Hayata kitap kokusuyla tutunan Savaş, kahvesini yapıp tekrar pencere kenarına oturdu. Elinde ki kahveden bir yudum aldıktan sonra yanına bırakıp kitabı açar. Açtığı kitabın II.sayfasında ağır bir sözle okumaya başlar.

      ÖLÜM KOKUSU SF.2

Bir kitap kokusunda aradım seni huzur veren, acı olan kahve kokusunda değil... Bir çicek kokusunda aradım seni güzel kokan, yanık kokusunda değil... Yağmur yağdıktan sonra toprak kokusunda aradım seni, Ölüm Kokusunda değil.

Tek başına kaldığı ilk gecesinde yanında bir tek Karya olan Karan, bir hafta boyunca hep tek kaldı. İlk iki geceyi evde geçiren Karan, üç gün boyunca sokaklarda yaşamaya başladı.

Ve sokakta kaldığı her gece dolaştı İstanbul sokaklarında...

"Sevmek bana kaldıysa severim, bulmak bana kaldıysa bulurum, özlemek bana kaldıysa çok iyi özlerim ama yalvarırım sen de gitme."

Sokak lambalarının aydınlattığı sokaklar da yürürken mezarlığa ulaşır. Mezarlığın kapısından girecekken telefonuna mesaj gelir ve olduğu yerde, mezarlığın önünde durur. Mezarlığa bakarken çıkartır telefonu cebinden, mesajı okuduktan sonra hafif gülümsemesimdem sonra uzaklaşır mezarlıktan.

Mesaj:Karya;
Tost'unu dolaba koydum geldiğin de ısıtıp yiyebilirsin afiyet olsun:)

Kısa bir süre sonra eve ulaşır cebinden anahtarı çıkarıp kapıyı açar. Odaları dolaşır ama Karya'yı bulamaz. Dolabın kapısını açtığın da tost'un içinde olduğunu görür. Gülümserken gözünden yaşlar dökülür. Kapıdan tıkırtılar gelince başını kaldırıp kapıya bakar... Kapı açılır ve Karya içeri girer. Karan, derin bir nefes eşliğinde elinde ki Tost'tan bir ısırık alarak sandalyeye oturur. Karya gülümseyerek, gözyaşlarına boğulan Karan'a sarılır.

(Yazar bu ayrılıklarla yetinmeyip Gündüz-Gece ayrılığını eklemiş hayatlarına...)

Bir yandan çalışıp diğer yandan okuyan Karya ve Karan arkadaşları Esila ve Altemur ile beraber tüm akrabalarından soyutlaşarak aynı evde yaşamaya başlarlar.

SAVAŞ:
Kitabı okurken her satırında aradığım Tuğçe'yi gittikçe daha çok kaybediyordum.
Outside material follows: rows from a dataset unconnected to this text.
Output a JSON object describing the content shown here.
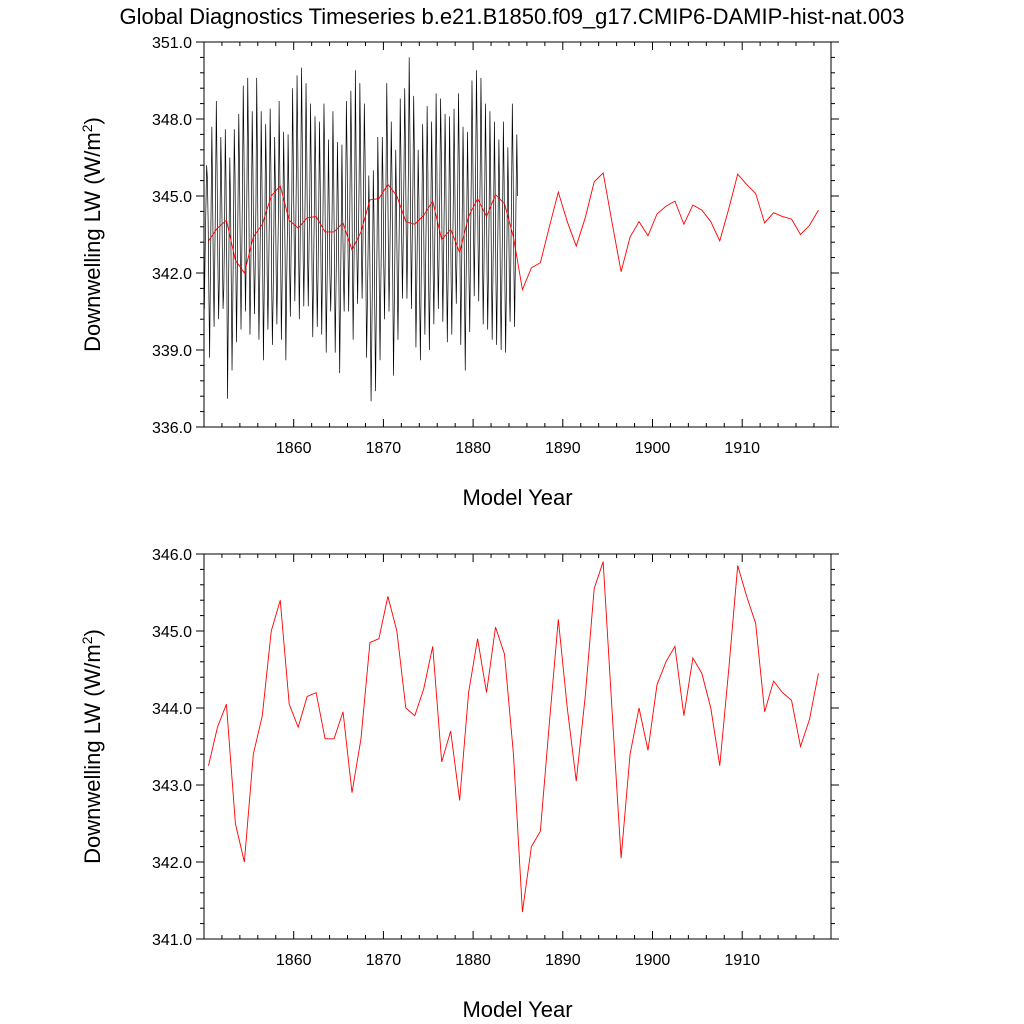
{
  "title": "Global Diagnostics Timeseries b.e21.B1850.f09_g17.CMIP6-DAMIP-hist-nat.003",
  "colors": {
    "monthly": "#000000",
    "annual": "#ff0000"
  },
  "chart_data": [
    {
      "type": "line",
      "xlabel": "Model Year",
      "ylabel": "Downwelling LW (W/m",
      "ylabel_sup": "2",
      "ylabel_close": ")",
      "xlim": [
        1850,
        1919.9
      ],
      "ylim": [
        336.0,
        351.0
      ],
      "xticks": [
        1860,
        1870,
        1880,
        1890,
        1900,
        1910
      ],
      "xtick_labels": [
        "1860",
        "1870",
        "1880",
        "1890",
        "1900",
        "1910"
      ],
      "yticks": [
        336.0,
        339.0,
        342.0,
        345.0,
        348.0,
        351.0
      ],
      "ytick_labels": [
        "336.0",
        "339.0",
        "342.0",
        "345.0",
        "348.0",
        "351.0"
      ],
      "series": [
        {
          "color": "#000000",
          "note_style": "monthly",
          "values": [
            340.6,
            342.8,
            344.5,
            346.2,
            345.7,
            344.1,
            341.3,
            338.7,
            341.8,
            344.6,
            347.7,
            345.1,
            341.9,
            339.9,
            342.8,
            345.3,
            348.7,
            346.0,
            342.6,
            340.2,
            341.7,
            344.3,
            347.3,
            345.6,
            343.0,
            340.6,
            341.4,
            343.7,
            347.6,
            345.5,
            342.1,
            337.1,
            340.3,
            343.4,
            346.5,
            344.8,
            341.6,
            338.2,
            340.8,
            343.9,
            347.6,
            345.8,
            342.4,
            339.3,
            341.9,
            344.7,
            348.2,
            346.0,
            342.9,
            339.8,
            342.5,
            345.4,
            349.3,
            346.7,
            343.1,
            340.5,
            342.6,
            345.6,
            349.6,
            346.8,
            342.8,
            339.6,
            341.8,
            344.3,
            348.3,
            346.0,
            342.5,
            340.4,
            342.2,
            344.8,
            349.6,
            346.4,
            342.1,
            339.4,
            341.6,
            344.0,
            348.3,
            345.7,
            342.4,
            338.6,
            341.2,
            344.4,
            347.8,
            345.6,
            342.0,
            339.8,
            341.9,
            344.5,
            348.4,
            346.1,
            341.6,
            339.2,
            341.1,
            343.8,
            347.3,
            345.3,
            342.1,
            340.0,
            342.2,
            344.2,
            348.7,
            345.8,
            342.8,
            339.4,
            341.5,
            344.3,
            347.5,
            345.2,
            342.6,
            338.6,
            341.4,
            343.5,
            347.4,
            345.3,
            342.3,
            340.3,
            342.8,
            345.0,
            349.2,
            346.3,
            343.6,
            340.9,
            343.0,
            345.8,
            349.7,
            346.9,
            343.1,
            340.2,
            342.6,
            346.0,
            350.0,
            347.1,
            343.0,
            340.7,
            342.9,
            345.6,
            349.4,
            346.7,
            342.8,
            340.7,
            343.0,
            345.0,
            348.6,
            345.9,
            342.1,
            339.5,
            341.8,
            344.3,
            348.1,
            346.0,
            342.4,
            339.9,
            341.8,
            344.5,
            347.9,
            345.4,
            342.3,
            339.6,
            342.4,
            345.4,
            348.6,
            346.3,
            342.6,
            338.9,
            341.2,
            343.7,
            347.2,
            344.6,
            341.8,
            340.5,
            342.3,
            344.8,
            348.3,
            345.8,
            342.3,
            338.9,
            341.2,
            343.5,
            347.1,
            344.9,
            341.6,
            338.1,
            340.9,
            343.6,
            347.0,
            344.3,
            341.9,
            340.5,
            342.9,
            345.1,
            348.7,
            346.4,
            343.3,
            340.5,
            342.8,
            345.8,
            349.1,
            346.6,
            342.7,
            339.4,
            341.9,
            344.6,
            349.9,
            346.5,
            342.8,
            340.8,
            343.0,
            345.6,
            349.4,
            346.9,
            343.2,
            341.0,
            342.9,
            345.4,
            348.6,
            346.5,
            342.2,
            338.7,
            340.7,
            342.9,
            345.8,
            343.8,
            340.5,
            337.0,
            339.5,
            342.3,
            346.0,
            343.9,
            340.5,
            337.4,
            340.6,
            343.2,
            347.3,
            345.0,
            341.3,
            338.6,
            341.4,
            343.6,
            347.3,
            345.5,
            342.3,
            340.2,
            342.7,
            345.7,
            349.4,
            346.6,
            343.4,
            340.5,
            342.3,
            344.7,
            347.9,
            345.7,
            341.8,
            338.0,
            340.5,
            343.2,
            346.8,
            344.8,
            341.7,
            339.4,
            342.1,
            344.6,
            348.8,
            346.4,
            343.3,
            341.0,
            343.3,
            345.9,
            349.2,
            346.9,
            343.6,
            341.0,
            343.3,
            346.2,
            350.4,
            347.4,
            343.7,
            340.6,
            343.2,
            345.5,
            348.9,
            346.6,
            343.2,
            339.1,
            341.2,
            343.7,
            346.8,
            344.8,
            340.9,
            338.6,
            341.6,
            344.3,
            347.8,
            345.6,
            341.8,
            339.6,
            342.3,
            344.8,
            348.5,
            346.0,
            341.7,
            339.0,
            341.6,
            344.5,
            347.9,
            345.3,
            342.2,
            340.0,
            342.6,
            345.1,
            349.0,
            346.3,
            342.7,
            340.6,
            342.7,
            345.3,
            348.8,
            346.7,
            342.8,
            340.1,
            342.4,
            345.0,
            348.2,
            345.9,
            342.2,
            339.3,
            341.7,
            344.2,
            348.1,
            345.4,
            342.0,
            339.6,
            342.4,
            344.8,
            348.4,
            345.7,
            342.6,
            340.8,
            342.8,
            345.5,
            349.0,
            346.3,
            342.3,
            339.2,
            341.7,
            344.4,
            347.7,
            345.5,
            341.3,
            338.2,
            341.3,
            344.0,
            347.5,
            345.1,
            341.8,
            339.7,
            342.6,
            345.6,
            349.5,
            347.0,
            343.9,
            341.1,
            343.6,
            346.3,
            349.9,
            347.2,
            343.4,
            340.9,
            343.4,
            346.0,
            349.6,
            346.9,
            342.9,
            340.0,
            342.2,
            345.0,
            348.6,
            346.2,
            342.6,
            339.8,
            341.9,
            344.6,
            348.3,
            345.8,
            342.3,
            339.4,
            341.8,
            344.3,
            347.9,
            345.3,
            341.9,
            339.2,
            341.9,
            344.5,
            347.2,
            345.1,
            341.5,
            339.0,
            341.7,
            344.3,
            347.9,
            345.6,
            341.7,
            338.9,
            341.3,
            343.9,
            346.9,
            344.7,
            341.5,
            340.1,
            342.6,
            345.3,
            348.6,
            346.1,
            342.4,
            339.9,
            342.3,
            345.1,
            347.4,
            345.0
          ]
        },
        {
          "color": "#ff0000",
          "note_style": "annual",
          "values": [
            343.25,
            343.75,
            344.05,
            342.5,
            342.0,
            343.4,
            343.9,
            345.0,
            345.4,
            344.05,
            343.75,
            344.15,
            344.2,
            343.6,
            343.6,
            343.95,
            342.9,
            343.6,
            344.85,
            344.9,
            345.45,
            345.0,
            344.0,
            343.9,
            344.25,
            344.8,
            343.3,
            343.7,
            342.8,
            344.2,
            344.9,
            344.2,
            345.05,
            344.7,
            343.4,
            341.35,
            342.2,
            342.4,
            343.8,
            345.15,
            344.0,
            343.05,
            344.15,
            345.55,
            345.9,
            343.95,
            342.05,
            343.4,
            344.0,
            343.45,
            344.3,
            344.6,
            344.8,
            343.9,
            344.65,
            344.45,
            344.0,
            343.25,
            344.5,
            345.85,
            345.45,
            345.1,
            343.95,
            344.35,
            344.2,
            344.1,
            343.5,
            343.85,
            344.45
          ]
        }
      ]
    },
    {
      "type": "line",
      "xlabel": "Model Year",
      "ylabel": "Downwelling LW (W/m",
      "ylabel_sup": "2",
      "ylabel_close": ")",
      "xlim": [
        1850,
        1919.9
      ],
      "ylim": [
        341.0,
        346.0
      ],
      "xticks": [
        1860,
        1870,
        1880,
        1890,
        1900,
        1910
      ],
      "xtick_labels": [
        "1860",
        "1870",
        "1880",
        "1890",
        "1900",
        "1910"
      ],
      "yticks": [
        341.0,
        342.0,
        343.0,
        344.0,
        345.0,
        346.0
      ],
      "ytick_labels": [
        "341.0",
        "342.0",
        "343.0",
        "344.0",
        "345.0",
        "346.0"
      ],
      "series": [
        {
          "color": "#ff0000",
          "note_style": "annual",
          "values": [
            343.25,
            343.75,
            344.05,
            342.5,
            342.0,
            343.4,
            343.9,
            345.0,
            345.4,
            344.05,
            343.75,
            344.15,
            344.2,
            343.6,
            343.6,
            343.95,
            342.9,
            343.6,
            344.85,
            344.9,
            345.45,
            345.0,
            344.0,
            343.9,
            344.25,
            344.8,
            343.3,
            343.7,
            342.8,
            344.2,
            344.9,
            344.2,
            345.05,
            344.7,
            343.4,
            341.35,
            342.2,
            342.4,
            343.8,
            345.15,
            344.0,
            343.05,
            344.15,
            345.55,
            345.9,
            343.95,
            342.05,
            343.4,
            344.0,
            343.45,
            344.3,
            344.6,
            344.8,
            343.9,
            344.65,
            344.45,
            344.0,
            343.25,
            344.5,
            345.85,
            345.45,
            345.1,
            343.95,
            344.35,
            344.2,
            344.1,
            343.5,
            343.85,
            344.45
          ]
        }
      ]
    }
  ]
}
Kitabı masaya bırakıp çıkmıştım evden. Aras'ın aramasıyla cafe'de bulmuştum kendimi... Aras, Mira ve Karya cafe'de oturup beni bekliyorlardı. Gittiğim de yüzleri güler şekilde konuşuyorlardı. "Selam" diyerek yanlarına gidip oturdum. Yüksek bir enerjiyle planlanan aktivite için çayımızı içip Bowling alanına indik.

"Mira konuşabilir miyiz biraz?" deyip Karya ve Aras'ı önden gönderdim Mira'nın "Olur" cevabından sonra "Tuğçe'den bir haber var mı?" diye sordum. Yüzünde ki tüm pozitifliği gitmiş bir şekilde Aras ve Mira'ya baktıktan sonra tekrar bana dönerek "Yok" dedi.

"Güneş'e ihtiyacı olan bir Çiçek, nasıl karanlık bir alanda karantinaya alınır ki..?"

      -Ben Seni Çok Sevdim-


Kitap içinde kitap olayı umarım karışık olmuyordur.